AUNQUE SEA, UNA PARTE DE TI
Por Pablo Concari
Aún hoy recuerdo las clases de literatura de cuarto año que dictaba el profesor Abreu. Todavía tengo presente cuánta emoción y erudición transmitían aquellas clases, sobre todo las de la Ilíada y la Odisea. Recuerdo el terrible enfrentamiento entre Héctor y Aquiles. Y hasta podría recitar pasajes de cuando Príamo va a la tienda de Aquiles a rogar por el cuerpo de su hijo muerto para poder sepultarlo con honores. Esto no es por mi memoria, que ya empieza a flaquear, sino por la forma magistral en que el profesor Abreu nos transmitió dichos pasajes.
Me parece verlo con su trajecito gris oscuro, la corbata negra, un poco encorvado y con unos pocos pelos blancos, de hablar lento con voz grave, como de fumador. De mirada triste y pocas sonrisas, parecía un caballero inglés pretendiendo enseñar los clásicos a una sarta de energúmenos que entendíamos poco y sentíamos menos.
El pasaje que más me emocionó fue precisamente ese, cuando Príamo humillándose hasta lo imposible le ruega el mezquino Aquiles que le devuelva el cuerpo de su hijo Héctor. “Pero respeta a los dioses, Aquiles, y apiádate de mí, acordándote de tu padre; que yo soy todavía más digno de piedad, puesto que me atreví a lo que ningún otro mortal de la tierra: a llevar a mi boca la mano del hombre matador de mis hijos.”. Así habló Príamo, así nos lo leyó el profesor Abreu. En la clase no voló una mosca, tal la tensión dramática que logró crear el maestro. Pero un detalle llamó mi atención, estando sentado en la primera fila alcancé a ver en el rostro emocionado y un poco rosado del maestro, lágrimas que bajaban por sus mejillas y que él rápidamente secó con un pañuelo. En aquel momento no le di importancia, me faltaba vida y sentimientos para aquilatar el momento.

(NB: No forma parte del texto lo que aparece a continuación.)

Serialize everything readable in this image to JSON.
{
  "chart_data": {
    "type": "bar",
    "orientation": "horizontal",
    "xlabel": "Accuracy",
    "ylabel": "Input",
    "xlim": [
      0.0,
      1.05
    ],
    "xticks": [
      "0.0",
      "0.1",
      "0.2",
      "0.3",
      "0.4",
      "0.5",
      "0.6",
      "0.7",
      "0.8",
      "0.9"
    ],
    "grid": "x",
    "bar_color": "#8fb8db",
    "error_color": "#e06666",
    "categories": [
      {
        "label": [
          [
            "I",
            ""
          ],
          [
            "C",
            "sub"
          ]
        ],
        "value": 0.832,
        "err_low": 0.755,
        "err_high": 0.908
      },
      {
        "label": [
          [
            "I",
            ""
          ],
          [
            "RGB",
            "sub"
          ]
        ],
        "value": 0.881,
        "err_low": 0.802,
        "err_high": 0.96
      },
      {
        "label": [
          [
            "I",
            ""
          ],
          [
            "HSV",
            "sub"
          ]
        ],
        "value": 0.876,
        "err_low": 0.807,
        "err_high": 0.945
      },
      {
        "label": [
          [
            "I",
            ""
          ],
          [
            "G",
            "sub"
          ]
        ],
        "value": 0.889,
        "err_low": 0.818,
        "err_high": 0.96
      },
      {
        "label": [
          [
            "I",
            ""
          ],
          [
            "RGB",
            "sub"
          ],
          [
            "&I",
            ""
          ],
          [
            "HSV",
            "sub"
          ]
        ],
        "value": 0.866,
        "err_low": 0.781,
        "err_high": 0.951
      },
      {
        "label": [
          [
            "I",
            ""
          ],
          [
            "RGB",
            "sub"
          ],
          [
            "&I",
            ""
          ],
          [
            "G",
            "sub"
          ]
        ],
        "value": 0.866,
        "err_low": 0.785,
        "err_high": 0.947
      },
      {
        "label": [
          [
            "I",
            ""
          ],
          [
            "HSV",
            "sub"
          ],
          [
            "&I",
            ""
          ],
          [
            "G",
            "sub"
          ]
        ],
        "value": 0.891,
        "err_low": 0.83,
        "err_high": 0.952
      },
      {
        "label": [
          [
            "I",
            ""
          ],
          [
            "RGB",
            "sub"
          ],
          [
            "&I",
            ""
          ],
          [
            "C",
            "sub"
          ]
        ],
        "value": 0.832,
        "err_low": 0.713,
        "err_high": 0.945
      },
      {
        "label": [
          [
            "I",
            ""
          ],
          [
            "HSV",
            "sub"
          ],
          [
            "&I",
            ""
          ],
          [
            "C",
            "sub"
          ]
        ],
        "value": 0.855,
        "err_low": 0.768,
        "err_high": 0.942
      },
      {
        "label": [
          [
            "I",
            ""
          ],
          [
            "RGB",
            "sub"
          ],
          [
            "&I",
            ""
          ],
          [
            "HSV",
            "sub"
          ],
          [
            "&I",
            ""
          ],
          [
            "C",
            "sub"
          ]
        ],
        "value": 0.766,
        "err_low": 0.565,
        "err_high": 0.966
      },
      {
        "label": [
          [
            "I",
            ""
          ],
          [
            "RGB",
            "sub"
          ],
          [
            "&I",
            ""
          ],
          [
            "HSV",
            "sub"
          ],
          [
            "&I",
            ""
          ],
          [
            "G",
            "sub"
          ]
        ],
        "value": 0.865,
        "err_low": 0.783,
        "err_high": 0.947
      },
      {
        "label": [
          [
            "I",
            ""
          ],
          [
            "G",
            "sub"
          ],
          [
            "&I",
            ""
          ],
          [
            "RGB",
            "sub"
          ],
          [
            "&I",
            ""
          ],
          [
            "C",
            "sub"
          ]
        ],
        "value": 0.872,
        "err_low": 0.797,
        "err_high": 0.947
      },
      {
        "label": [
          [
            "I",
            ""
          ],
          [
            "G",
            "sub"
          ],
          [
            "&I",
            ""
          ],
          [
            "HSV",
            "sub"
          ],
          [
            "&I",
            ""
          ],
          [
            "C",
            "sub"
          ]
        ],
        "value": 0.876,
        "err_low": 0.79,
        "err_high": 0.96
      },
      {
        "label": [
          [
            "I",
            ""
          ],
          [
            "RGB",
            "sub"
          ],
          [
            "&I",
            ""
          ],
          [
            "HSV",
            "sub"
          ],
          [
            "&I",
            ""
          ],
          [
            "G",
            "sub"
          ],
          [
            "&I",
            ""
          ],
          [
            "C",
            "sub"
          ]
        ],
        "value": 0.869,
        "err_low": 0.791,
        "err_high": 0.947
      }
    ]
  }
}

Muchos años después me crucé en la calle con un excompañero de liceo, nos abrazamos y recordamos viejos tiempos, los amigos, las anécdotas, de quién sabíamos algo de su vida después de 25 años. Y recordamos precisamente al profesor Abreu, a sus clases magistrales.
–Nunca me voy a olvidar –le dije-– la clase de la Ilíada, que nos leyó con su voz gruesa cuando Príamo va a rescatar a Héctor.
-–Pah, ¿te acordás? ¡Que espectacular esa clase!
-–¿Sabías que el viejo lloró al relatarlo? Yo lo vi porque estaba adelante, casi nadie se dio cuenta.
–No, no me di cuenta –me contestó mi amigo– pero no me llama la atención. Ese canto toca muy de cerca una situación personal que vivió el propio Abreu.
Puse cara de extrañeza y de no saber nada.
–Su hijo no vivía con él, vivía con la madre en Argentina y había nacido allí. Hizo la colimba y terminó en Malvinas. Lo mataron en Monte Longdon sobre el final de la guerra. Fue el mismo Abreu que tuvo que dar mil vueltas y trámites burocráticos para recuperar el cuerpo y enterrarlo en el panteón familiar. Por eso lloraba el viejo, sabía lo que era perder un hijo.
Me quedé mudo de tristeza, y nos despedimos con mi excompañero, nos abrazamos y me dijo:
–¿Te das cuenta que el tipo revivió en nuestra clase esos momentos terribles? Habrá pensado que él como Príamo estaba dispuesto a todos los dolores, a todas las humillaciones por su hijo muerto, para recuperar, aunque fuera, apenas una parte de él.